Advances in technology over the past few years have brought us to the brink of an exciting new discovery - a completely new type of computer with characteristics quite unlike anything which has gone before.
For many years the field of computing has been centred around general purpose processors. Great advances in technology have been made, with current general purpose CPUs (Central Processing Units) being many orders of magnitude more powerful than the first ones. The great flexibility of these processors encouraged investigation of widely varying applications and fostered great advances in software engineering, with many new leaps being made possible by the continual introduction of ever-more-powerful processors. Yet all this time both hardware and software fields were being guided by a Von Neumann-derived approach to computing - and naturally the people involed with computing have developed a way of thinking which corresponds to the technology which they are accustomed to using.
In recent years great advances have been made in the field of programmable logic. Hardware designers have found ways to make the hardware design process easier and cheaper by making it more like a software design process - by creating increasingly dense programmable logic devices they became able to construct sophisticated circuits without ever touching a soldering iron. Even better, they could develop new designs much more quickly than before - by eliminating the slow prototyping step they could test their ideas much more rapidly. This trend to ever quicker prototyping led to static random access memory (SRAM) configurable field-programmable gate arrays (FPGAs). With the ability to change the circuit on a chip practically at will, the hardware designers discovered a flexibility never before available to them.
The potential of these devices as computing engines in their own right was not lost on programmers. Researchers of custom computing machines were soon employing FPGAs as a convenient re-usable alternative to their previous hardware endeavours and quickly obtained results which demonstrated the power of this new technology. Even so, programming the devices was still a painstaking process very reminiscent of the hardware design processes which had preceded it.

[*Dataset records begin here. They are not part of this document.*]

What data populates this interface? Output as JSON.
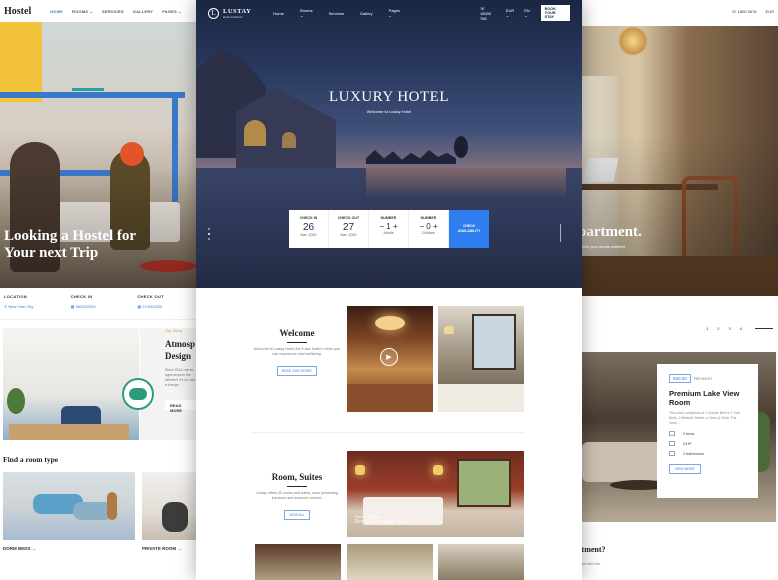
{
  "hostel": {
    "logo": "Hostel",
    "nav": [
      "HOME",
      "ROOMS ⌄",
      "SERVICES",
      "GALLERY",
      "PAGES ⌄"
    ],
    "hero_title": "Looking a Hostel for Your next Trip",
    "booking": [
      {
        "label": "LOCATION",
        "value": "New York City"
      },
      {
        "label": "CHECK IN",
        "value": "26/03/2020"
      },
      {
        "label": "CHECK OUT",
        "value": "27/03/2020"
      }
    ],
    "story_tag": "Our Story",
    "story_title": "Atmosp Design",
    "story_text": "Since 2014, we've ages anyone the Whether it's for one in a foreign",
    "read_more": "READ MORE",
    "find_title": "Find a room type",
    "rooms": [
      "DORM BEDS →",
      "PRIVATE ROOM →"
    ]
  },
  "lustay": {
    "logo_name": "LUSTAY",
    "logo_sub": "Hotel & Resort",
    "logo_mark": "L",
    "nav": [
      "Home",
      "Rooms ⌄",
      "Services",
      "Gallery",
      "Pages ⌄"
    ],
    "phone": "18000 786",
    "currency": "EUR ⌄",
    "lang": "EN ⌄",
    "book_btn": "BOOK YOUR STAY",
    "hero_title": "LUXURY HOTEL",
    "hero_sub": "Welcome to Lustay Hotel",
    "booking": {
      "check_in": {
        "label": "CHECK IN",
        "day": "26",
        "month": "Mar, 2020"
      },
      "check_out": {
        "label": "CHECK OUT",
        "day": "27",
        "month": "Mar, 2020"
      },
      "adults": {
        "label": "NUMBER",
        "value": "− 1 +",
        "unit": "Adults"
      },
      "children": {
        "label": "NUMBER",
        "value": "− 0 +",
        "unit": "Children"
      },
      "cta": "CHECK AVAILABILITY"
    },
    "welcome": {
      "title": "Welcome",
      "text": "Welcome to Lustay Hotel, the 5-star hotel in which you can experience total wellbeing.",
      "button": "READ OUR STORY"
    },
    "rooms": {
      "title": "Room, Suites",
      "text": "Lustay offers 40 rooms and suites, each presenting luxurious and welcome comfort.",
      "button": "VIEW ALL",
      "featured_from": "From €140/night",
      "featured_name": "Royal Arrondire Suite"
    }
  },
  "apartment": {
    "phone": "1800 5678",
    "currency": "EUR",
    "hero_title": "partment.",
    "hero_tag": "meets your needs whether",
    "pagination": [
      "1",
      "2",
      "3",
      "4"
    ],
    "card": {
      "price": "€50.00",
      "per": "PER NIGHT",
      "title": "Premium Lake View Room",
      "desc": "This room comprises of 1 Double Bed or 2 Twin Beds, 2 Bedside Tables, a Desk & Chair. The room...",
      "amenities": [
        "2 beds",
        "24 ft²",
        "2 bathrooms"
      ],
      "button": "VIEW MORE"
    },
    "question": "rtment?",
    "question_sub": "splendid kits"
  }
}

There is a large gap between the comfortable programming environment which computing people have created for themselves and this new computing technology of reconfigurable logic devices - yet the immense parallel processing power of reconfigurable logic makes it a very compelling medium indeed. However so much of conventional programming wisdom is based around what we have learned from decades of Von Neumann-style sequential processors that many of our techniques simply cannot be applied to reconfigurable logic.

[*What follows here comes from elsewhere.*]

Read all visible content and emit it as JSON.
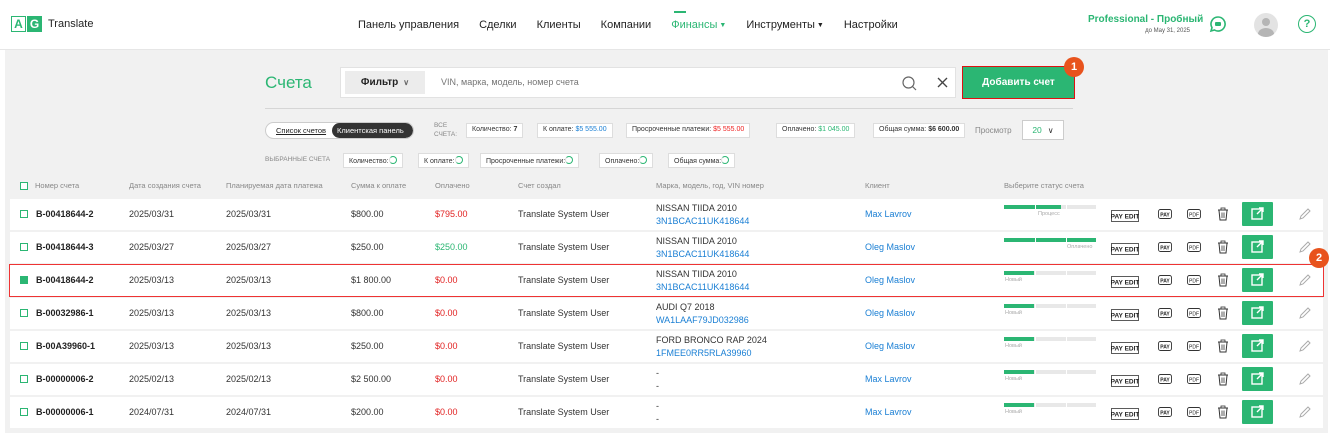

The basic problem in computing is to perform as much computation as quickly as possible. Sequential ``general purpose'' processors are an excellent solution to one side of the computing problem - they are extremely well suited to rapid execution of complex algorithms which in turn makes them very flexible in application. This flexibility is achieved by focussing on the ability of a processor to execute single instructions as quickly as possible in succession. For the instant that a single instruction is being executed the whole processor is devoted to completing that instruction as quickly as possible - at least conceptually anyway. Realistically though most of the processor is unnecessary for most instructions, and so at any given instant most of the processor will be essentially wasted. Although it exists, this wastage is largely masked by rapid internal execution, optimisations such as pipelining and other limitations such as memory bandwidth. Despite these inherent limitations general purpose processors have no peer in their speed of executing complex algorithms.
Reconfigurable logic arrays on the other hand tackle the
computing problem from an entirely different angle - rather than
processing a large number of relatively simple instructions in
sequential order very quickly they can be considered to be programmed
with a single very complex instruction which can only be changed
infrequently. The great advantage that logic arrays have is that their
single instruction can describe a great deal of parallelism - and it
is no surprise that they excel in applications which parallelise well.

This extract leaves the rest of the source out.